Life After a Heart Attack
Most people leave the hospital on a combination of medications designed to prevent another event. The standard approach includes dual antiplatelet therapy, two blood-thinning medications taken together for at least 12 months to keep the new stent open and prevent further clots. After that first year, most patients continue on a single daily antiplatelet medication indefinitely. Additional prescriptions typically target blood pressure, cholesterol, and heart function, particularly if the heart’s pumping strength was reduced.

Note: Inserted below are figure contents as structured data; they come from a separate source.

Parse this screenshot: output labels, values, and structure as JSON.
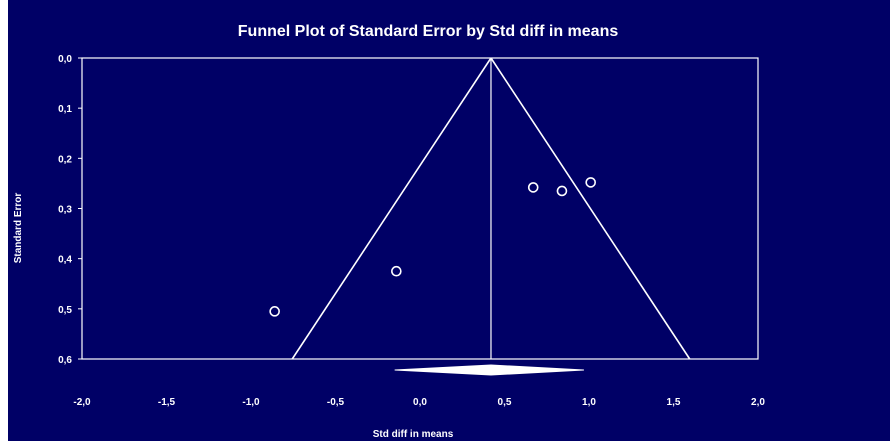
{
  "chart_data": {
    "type": "scatter",
    "title": "Funnel Plot of Standard Error by Std diff in means",
    "xlabel": "Std diff in means",
    "ylabel": "Standard Error",
    "xlim": [
      -2.0,
      2.0
    ],
    "ylim": [
      0.0,
      0.6
    ],
    "y_reversed": true,
    "x_ticks": [
      "-2,0",
      "-1,5",
      "-1,0",
      "-0,5",
      "0,0",
      "0,5",
      "1,0",
      "1,5",
      "2,0"
    ],
    "x_tick_values": [
      -2.0,
      -1.5,
      -1.0,
      -0.5,
      0.0,
      0.5,
      1.0,
      1.5,
      2.0
    ],
    "y_ticks": [
      "0,0",
      "0,1",
      "0,2",
      "0,3",
      "0,4",
      "0,5",
      "0,6"
    ],
    "y_tick_values": [
      0.0,
      0.1,
      0.2,
      0.3,
      0.4,
      0.5,
      0.6
    ],
    "grid": false,
    "summary_effect": 0.42,
    "summary_ci": [
      -0.15,
      0.97
    ],
    "points": [
      {
        "x": -0.86,
        "y": 0.505
      },
      {
        "x": -0.14,
        "y": 0.425
      },
      {
        "x": 0.67,
        "y": 0.258
      },
      {
        "x": 0.84,
        "y": 0.265
      },
      {
        "x": 1.01,
        "y": 0.248
      }
    ],
    "colors": {
      "background": "#000066",
      "foreground": "#ffffff"
    }
  }
}
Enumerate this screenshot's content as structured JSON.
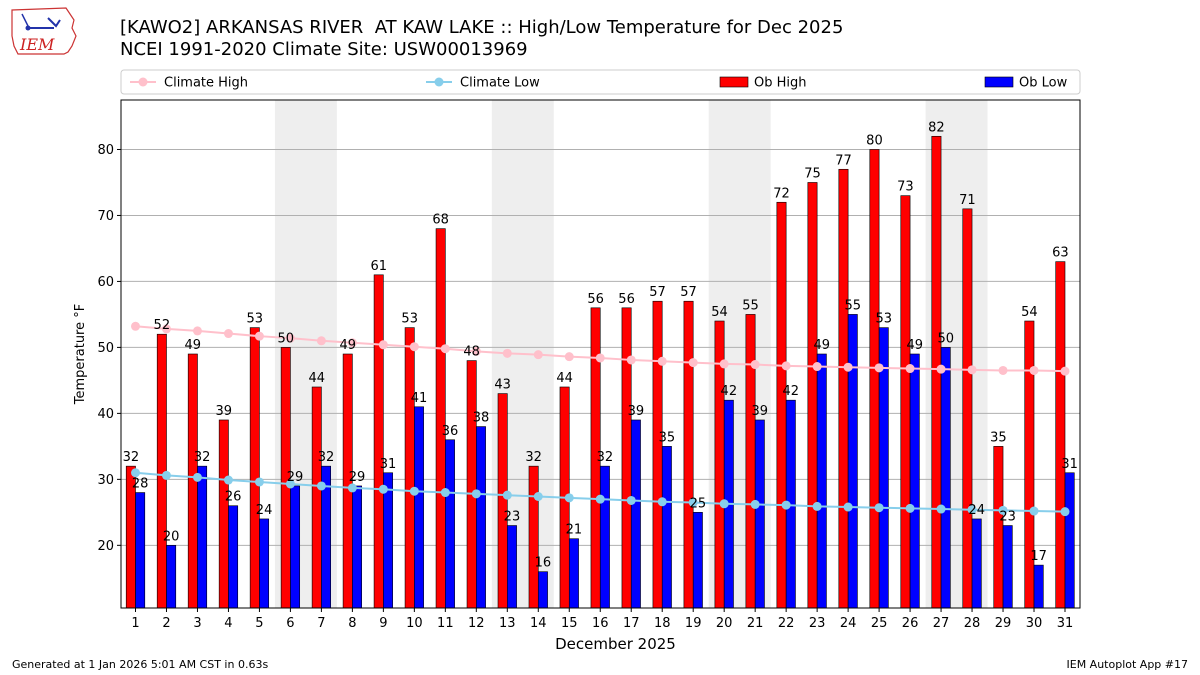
{
  "header": {
    "title_line1": "[KAWO2] ARKANSAS RIVER  AT KAW LAKE :: High/Low Temperature for Dec 2025",
    "title_line2": "NCEI 1991-2020 Climate Site: USW00013969",
    "logo_text": "IEM"
  },
  "footer": {
    "generated": "Generated at 1 Jan 2026 5:01 AM CST in 0.63s",
    "app": "IEM Autoplot App #17"
  },
  "chart_data": {
    "type": "bar",
    "xlabel": "December 2025",
    "ylabel": "Temperature °F",
    "ylim": [
      10.5,
      87.5
    ],
    "yticks": [
      20,
      30,
      40,
      50,
      60,
      70,
      80
    ],
    "grid": true,
    "legend_placement": "top",
    "weekend_shading_days": [
      6,
      7,
      13,
      14,
      20,
      21,
      27,
      28
    ],
    "categories": [
      1,
      2,
      3,
      4,
      5,
      6,
      7,
      8,
      9,
      10,
      11,
      12,
      13,
      14,
      15,
      16,
      17,
      18,
      19,
      20,
      21,
      22,
      23,
      24,
      25,
      26,
      27,
      28,
      29,
      30,
      31
    ],
    "series": [
      {
        "name": "Ob High",
        "kind": "bar",
        "color": "#ff0000",
        "values": [
          32,
          52,
          49,
          39,
          53,
          50,
          44,
          49,
          61,
          53,
          68,
          48,
          43,
          32,
          44,
          56,
          56,
          57,
          57,
          54,
          55,
          72,
          75,
          77,
          80,
          73,
          82,
          71,
          35,
          54,
          63
        ]
      },
      {
        "name": "Ob Low",
        "kind": "bar",
        "color": "#0000ff",
        "values": [
          28,
          20,
          32,
          26,
          24,
          29,
          32,
          29,
          31,
          41,
          36,
          38,
          23,
          16,
          21,
          32,
          39,
          35,
          25,
          42,
          39,
          42,
          49,
          55,
          53,
          49,
          50,
          24,
          23,
          17,
          31
        ]
      },
      {
        "name": "Climate High",
        "kind": "line",
        "color": "#ffc0cb",
        "values": [
          53.2,
          52.8,
          52.5,
          52.1,
          51.7,
          51.4,
          51.0,
          50.7,
          50.4,
          50.1,
          49.8,
          49.4,
          49.1,
          48.9,
          48.6,
          48.4,
          48.1,
          47.9,
          47.7,
          47.5,
          47.4,
          47.2,
          47.1,
          47.0,
          46.9,
          46.8,
          46.7,
          46.6,
          46.5,
          46.5,
          46.4
        ]
      },
      {
        "name": "Climate Low",
        "kind": "line",
        "color": "#87ceeb",
        "values": [
          31.0,
          30.6,
          30.3,
          29.9,
          29.6,
          29.3,
          29.0,
          28.7,
          28.5,
          28.2,
          28.0,
          27.8,
          27.6,
          27.4,
          27.2,
          27.0,
          26.8,
          26.6,
          26.5,
          26.3,
          26.2,
          26.1,
          25.9,
          25.8,
          25.7,
          25.6,
          25.5,
          25.4,
          25.3,
          25.2,
          25.1
        ]
      }
    ]
  }
}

Cardiac rehabilitation is one of the most effective tools for recovery, yet it’s underused. A standard program runs about 12 weeks with three one-hour sessions per week, for a total of 36 sessions. Most insurance plans and Medicare cover this. The program combines supervised exercise training with education on diet, stress management, medication adherence, and lifestyle changes like quitting smoking. It unfolds in three phases: the first begins while you’re still in the hospital, the second involves outpatient appointments over the following months, and the third is a self-directed phase where you maintain the habits on your own.
Recovery timelines vary depending on how much heart muscle was affected and how quickly treatment was received. Many people return to work and normal activities within a few weeks to a couple of months. The combination of medication, rehabilitation, and sustained lifestyle changes significantly lowers the risk of a second event.